3) la création d'un "Fonds vert du climat", doté de 100 G$/an à partir de 2020, avec un acompte de 30 G$ d'ici à 2012 ; il s'agit de satisfaire la revendication des pays pauvres et de leurs soutiens altermondialistes, qui voient dans le climat une occasion de rejouer la lutte des classes à l'échelon planétaire : plutôt que d'efficacité pour limiter les émissions, ils parlent de "justice climatique", ce qui revient à demander aux riches de payer. Pour quoi faire ? Ce n'est pas encore précisé, mais comme après une manifestation, on criera victoire au 20 heures de Bogota !
Comme pour l'APA de Nagoya vis-à-vis de la biodiversité, ce Fonds vert jouera un rôle minime dans la limitation des émissions. L'argent versé aux capitales du Tiers-monde n'empêchera pas les paysans africains et leurs trop nombreux enfants de conquérir de nouveaux champs sur la forêt ou la savane, ou les planteurs de palmier à huile de Bornéo de continuer la déforestation. Mais symboliquement, cela donne un vainqueur à ce sommet, ce qui aidera à se souvenir de son succès affirmé.
Donc tout va bien, l'ONU s'occupe du climat, ses fonctionnaires ont justifié leur place et leurs émoluments, les chefs d'Etat sont associés à ce succès, surtout ceux qui avaient pris la bonne posture en faveur de la "justice climatique".
Le triomphe du paraître sur l'être a été total : alors que l'Europe est la seule zone du monde à avoir pris des engagements de réduction d'émissions, très peu contraignants, certes, mais qu'elle respecte et qu'elle affirme vouloir poursuivre après 2012, alors qu'elle verse de l'argent au monde en développement à travers différents processus de compensation, on a pu entendre ce commentaire sidérant dont je tairai l'émettrice : "Le vieux monde est mort à Copenhague. On a vu à Cancun les pays émergents devenir une véritable force de proposition, même le groupe africain a réussi à parler d'une seule voix pour la première fois".
Pas difficile de s'entendre pour refuser de s'engager et demander à ceux qui paient de continuer à payer ! A moins que la culture intensive de la langue de bois soit la nouvelle manière de stocker le carbone !
[Réponse de l'auteur]
Les pays pauvres sont-ils vraiment les plus vulnérables ? Pétition de principe reposant sur peu de certitudes.
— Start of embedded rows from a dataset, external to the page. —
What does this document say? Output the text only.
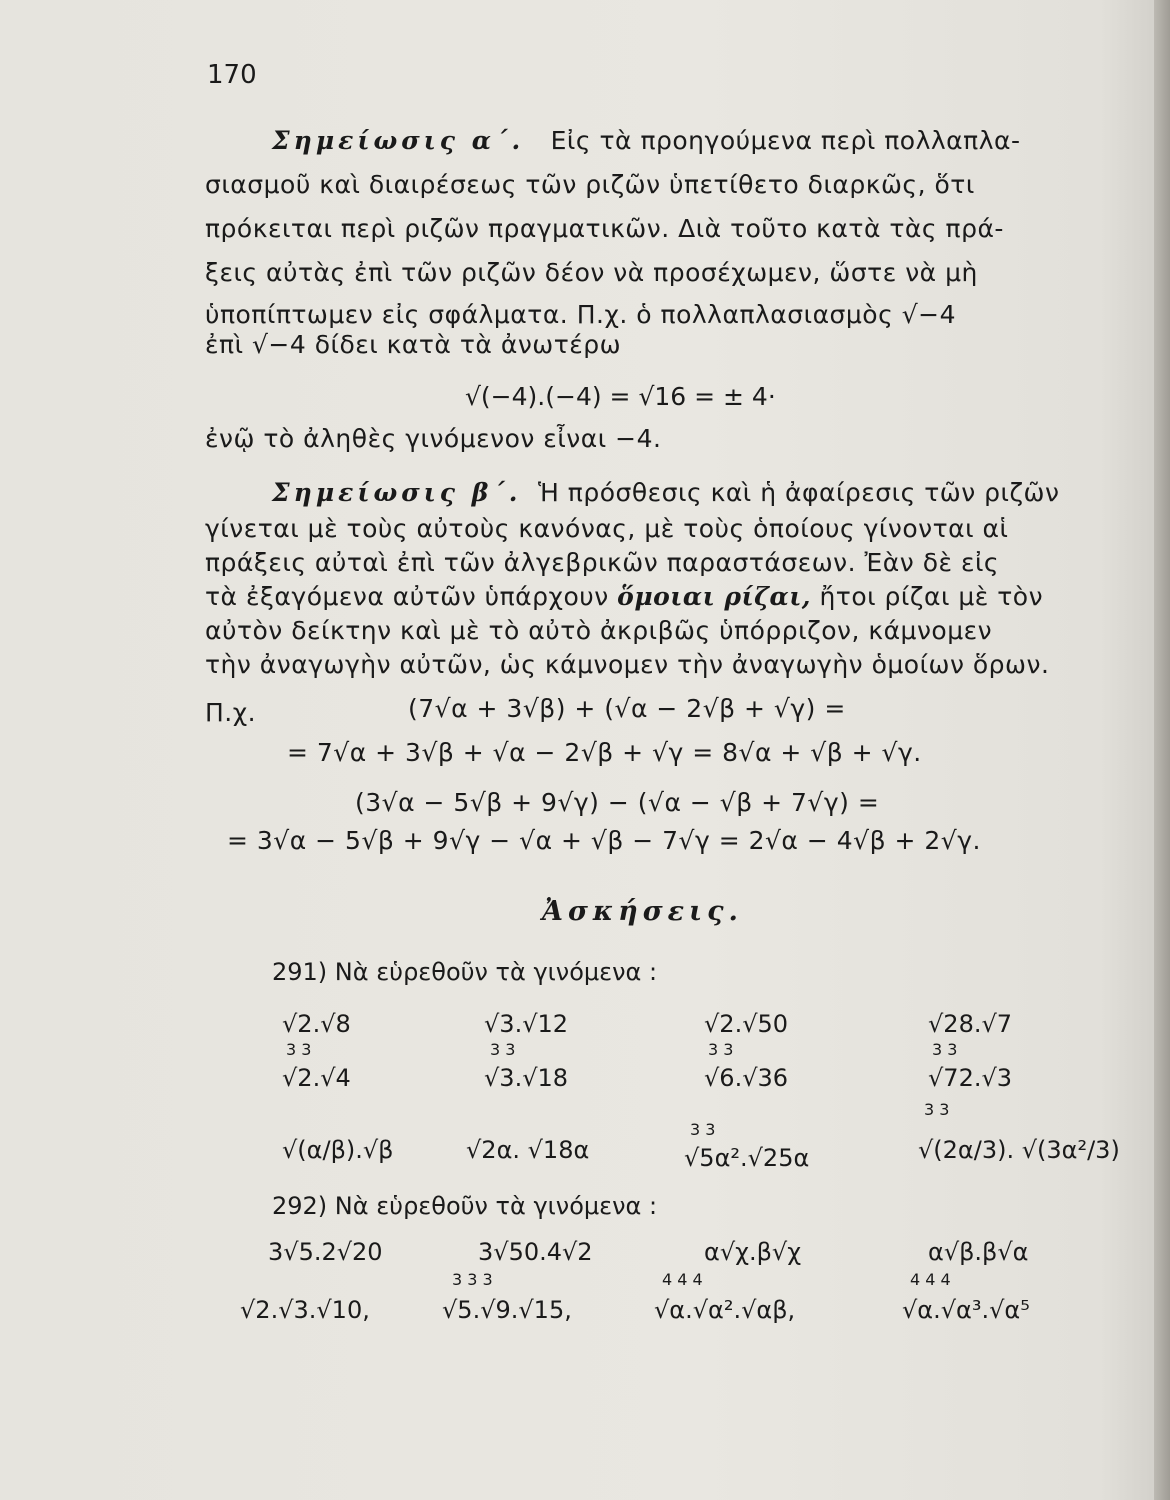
170
Σημείωσις α΄. Εἰς τὰ προηγούμενα περὶ πολλαπλα-
σιασμοῦ καὶ διαιρέσεως τῶν ριζῶν ὑπετίθετο διαρκῶς, ὅτι
πρόκειται περὶ ριζῶν πραγματικῶν. Διὰ τοῦτο κατὰ τὰς πρά-
ξεις αὐτὰς ἐπὶ τῶν ριζῶν δέον νὰ προσέχωμεν, ὥστε νὰ μὴ
ὑποπίπτωμεν εἰς σφάλματα. Π.χ. ὁ πολλαπλασιασμὸς √−4
ἐπὶ √−4 δίδει κατὰ τὰ ἀνωτέρω
√(−4).(−4) = √16 = ± 4·
ἐνῷ τὸ ἀληθὲς γινόμενον εἶναι −4.
Σημείωσις β΄. Ἡ πρόσθεσις καὶ ἡ ἀφαίρεσις τῶν ριζῶν
γίνεται μὲ τοὺς αὐτοὺς κανόνας, μὲ τοὺς ὁποίους γίνονται αἱ
πράξεις αὐταὶ ἐπὶ τῶν ἀλγεβρικῶν παραστάσεων. Ἐὰν δὲ εἰς
τὰ ἐξαγόμενα αὐτῶν ὑπάρχουν ὅμοιαι ρίζαι, ἤτοι ρίζαι μὲ τὸν
αὐτὸν δείκτην καὶ μὲ τὸ αὐτὸ ἀκριβῶς ὑπόρριζον, κάμνομεν
τὴν ἀναγωγὴν αὐτῶν, ὡς κάμνομεν τὴν ἀναγωγὴν ὁμοίων ὅρων.
Π.χ.	(7√α + 3√β) + (√α − 2√β + √γ) =
= 7√α + 3√β + √α − 2√β + √γ = 8√α + √β + √γ.
(3√α − 5√β + 9√γ) − (√α − √β + 7√γ) =
= 3√α − 5√β + 9√γ − √α + √β − 7√γ = 2√α − 4√β + 2√γ.
Ἀσκήσεις.
291) Νὰ εὑρεθοῦν τὰ γινόμενα :
√2.√8	√3.√12	√2.√50	√28.√7
3 3	3 3	3 3	3 3
√2.√4	√3.√18	√6.√36	√72.√3
3 3
3 3
√(α/β).√β	√2α. √18α	√5α².√25α	√(2α/3). √(3α²/3)
292) Νὰ εὑρεθοῦν τὰ γινόμενα :
3√5.2√20	3√50.4√2	α√χ.β√χ	α√β.β√α
3 3 3	4 4 4	4 4 4
√2.√3.√10,	√5.√9.√15,	√α.√α².√αβ,	√α.√α³.√α⁵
Certes, un pays fait de paysans souffre plus de la désertification qu'Israel qui fabrique des logiciels dans des bureaux climatisés, et les Pays-Bas auront plus d'argent et de moyens techniques pour réhausser leurs digues que le Bengla Desh. Encore que ! Il y a beaucoup de bras dans le monde indo-pakistanais et cela peut suffire pour remuer de la terre. Mais le principal hic dans l'approche onusienne, c'est qu'on met la charrue avant les boeufs. Il faut d'abord savoir ce qu'on veut faire contre l'effet de serre : la taxe carbone mondiale est le plus simple et le plus efficace de tous les moyens. Et l'appliquer aux pays riches résout une bonne partie du problème (selon Hansen, il faudrait qu'elle amène à fermer toutes les centrales à charbon des USA d'ici à 2030, ou à les équiper de capture-séquestration). On peut l'appliquer aux pays émergents avec un taux inférieur, ce qui ne serait pas injuste car les techniques en cours au XXIe siècle permettent un développement bien moins carboné qu'aux XIXe et XXe. Ne pas appliquer de taxe carbone aux pays pauvres serait simple et sans grandes conséquences à leur niveau actuel d'émissions industrielles. Restent les forêts, 20% des émissions, pour lesquelles l'argent peut dissuader de les couper en constituant une sorte de conservatoire international. Mais comment vont faire les innombrables enfants des paysans d'Afrique pour manger ? Intensification, utilisation d'engrais (subventionnés ?), limitation des naissances, investissements massifs en industries de pointe ? Parler d'argent avant de savoir à quoi l'utiliser risque fort de conduire au gaspillage sans aucun effet contre l'effet de serre.